A great vision will not only deliver on your financial goals, but will also align with your values, your life outside of work, and be inspiring and motivating so you can accomplish your goals with ease and overwhelm free. Your vision will be compelling and powerful. It will help you stay the course, even when in the moment things don’t seem to be going as planned.
13 Powerful Questions to Ask Before Writing Your Vision
The best way to get started is by asking these questions:
- What will your practice look like for you, your partners and employees?
- How will it make your clients more successful?
- What do you ultimately want to achieve with your practice – in terms of service to others?
- What do you want the firm to be known for?
- What would you love people to say about your practice and you as a lawyer?
- What would you hate people to say about your practice and you as a lawyer?
- What reputation do you wish your firm and you to have in the business, legal, or other communities?
- Who are your ideal clients?
- What do you want to achieve financially?
- What kind of colleagues do you want?
- What values are important to you? Personally, and in business?

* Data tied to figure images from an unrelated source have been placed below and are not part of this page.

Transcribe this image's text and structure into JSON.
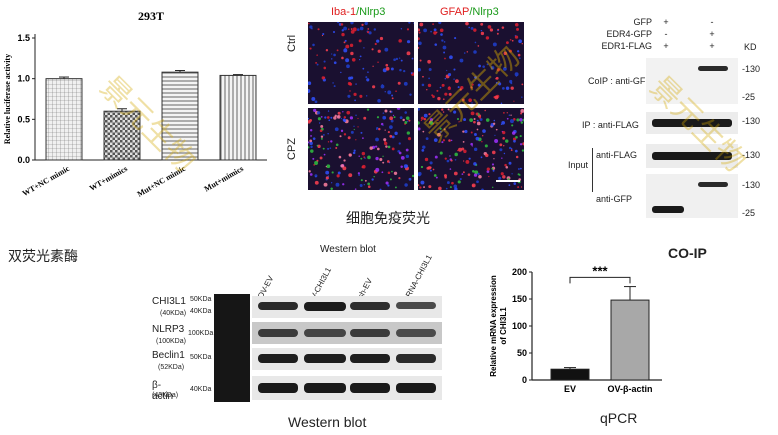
{
  "luciferase_chart": {
    "chart_data": {
      "type": "bar",
      "title": "293T",
      "ylabel": "Relative luciferase activity",
      "categories": [
        "WT+NC mimic",
        "WT+mimics",
        "Mut+NC mimic",
        "Mut+mimics"
      ],
      "values": [
        1.0,
        0.6,
        1.08,
        1.04
      ],
      "errors": [
        0.02,
        0.03,
        0.02,
        0.01
      ],
      "ylim": [
        0,
        1.5
      ],
      "yticks": [
        "0.0",
        "0.5",
        "1.0",
        "1.5"
      ],
      "colors": {
        "bar_fill": "#d8d8d8",
        "bar_stroke": "#333333"
      }
    },
    "caption": "双荧光素酶"
  },
  "if_panel": {
    "header_left_parts": [
      "Iba-1",
      "/Nlrp3"
    ],
    "header_right_parts": [
      "GFAP",
      "/Nlrp3"
    ],
    "rows": [
      "Ctrl",
      "CPZ"
    ],
    "caption": "细胞免疫荧光",
    "colors": {
      "red": "#e02020",
      "green": "#1a9a1a"
    }
  },
  "coip_panel": {
    "conditions": [
      {
        "label": "GFP",
        "marks": [
          "+",
          "-"
        ]
      },
      {
        "label": "EDR4-GFP",
        "marks": [
          "-",
          "+"
        ]
      },
      {
        "label": "EDR1-FLAG",
        "marks": [
          "+",
          "+"
        ]
      }
    ],
    "kd_header": "KD",
    "coip_label": "CoIP : anti-GFP",
    "ip_label": "IP : anti-FLAG",
    "input_label": "Input",
    "input_flag": "anti-FLAG",
    "input_gfp": "anti-GFP",
    "markers": {
      "m130a": "-130",
      "m25a": "-25",
      "m130b": "-130",
      "m130c": "-130",
      "m130d": "-130",
      "m25b": "-25"
    },
    "caption": "CO-IP"
  },
  "western_panel": {
    "header": "Western blot",
    "lanes": [
      "OV-EV",
      "OV-CHI3L1",
      "sh-EV",
      "shRNA-CHI3L1"
    ],
    "rows": [
      {
        "name": "CHI3L1",
        "sub": "(40KDa)",
        "kda": "50KDa",
        "kda2": "40KDa"
      },
      {
        "name": "NLRP3",
        "sub": "(100KDa)",
        "kda": "100KDa",
        "kda2": ""
      },
      {
        "name": "Beclin1",
        "sub": "(52KDa)",
        "kda": "50KDa",
        "kda2": ""
      },
      {
        "name": "β-actin",
        "sub": "(43KDa)",
        "kda": "40KDa",
        "kda2": ""
      }
    ],
    "caption": "Western blot"
  },
  "qpcr_chart": {
    "chart_data": {
      "type": "bar",
      "categories": [
        "EV",
        "OV-β-actin"
      ],
      "values": [
        20,
        148
      ],
      "errors": [
        3,
        25
      ],
      "ylim": [
        0,
        200
      ],
      "yticks": [
        "0",
        "50",
        "100",
        "150",
        "200"
      ],
      "ylabel": "Relative mRNA expression of CHI3L1",
      "significance": "***",
      "colors": {
        "bar_ev": "#111111",
        "bar_ov": "#a8a8a8"
      }
    },
    "caption": "qPCR"
  },
  "watermark": {
    "text": "景元生物",
    "color": "#d4a800"
  }
}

- It’s 5 years from now – what would you love to see?
- If you could change the world, how would you do it and why?
As you are writing your vision, consider the key areas of your practice, your services, your team members, etc. Your answers to these questions will help you develop the vision and strategy to move forward with clear intent and purpose, whether you are leading a team or leading yourself.
My most important rule to writing an effective vision statement is this: you cannot think about what’s possible, practical or reasonable now. That’s not the question you are trying to answer. You are building a vision not of what’s possible today but of what you truly desire to see in the future. If your vision feels safe and achievable tomorrow, then you are not digging deep enough. On the other hand, if you vision seems audacious, to a point of making you feel a bit uncomfortable yet also excited and inspired, then you know you are on the right track.
Creating a truly powerful vision will require some effort on your part. You’ll need to dig deep and do some creative thinking and soul-searching. You’ve got to let yourself be open, creative and innovative. So be sure you carve out the time that you need to do this right. Aim for spending a few hours brainstorming, connecting, and articulating your vision in a quiet, peaceful environment.
Once your true vision is in place, your work, your influence, your leadership, and your energy will never be the same. Because of this one purposeful decision. Because when you can see it – you can build it!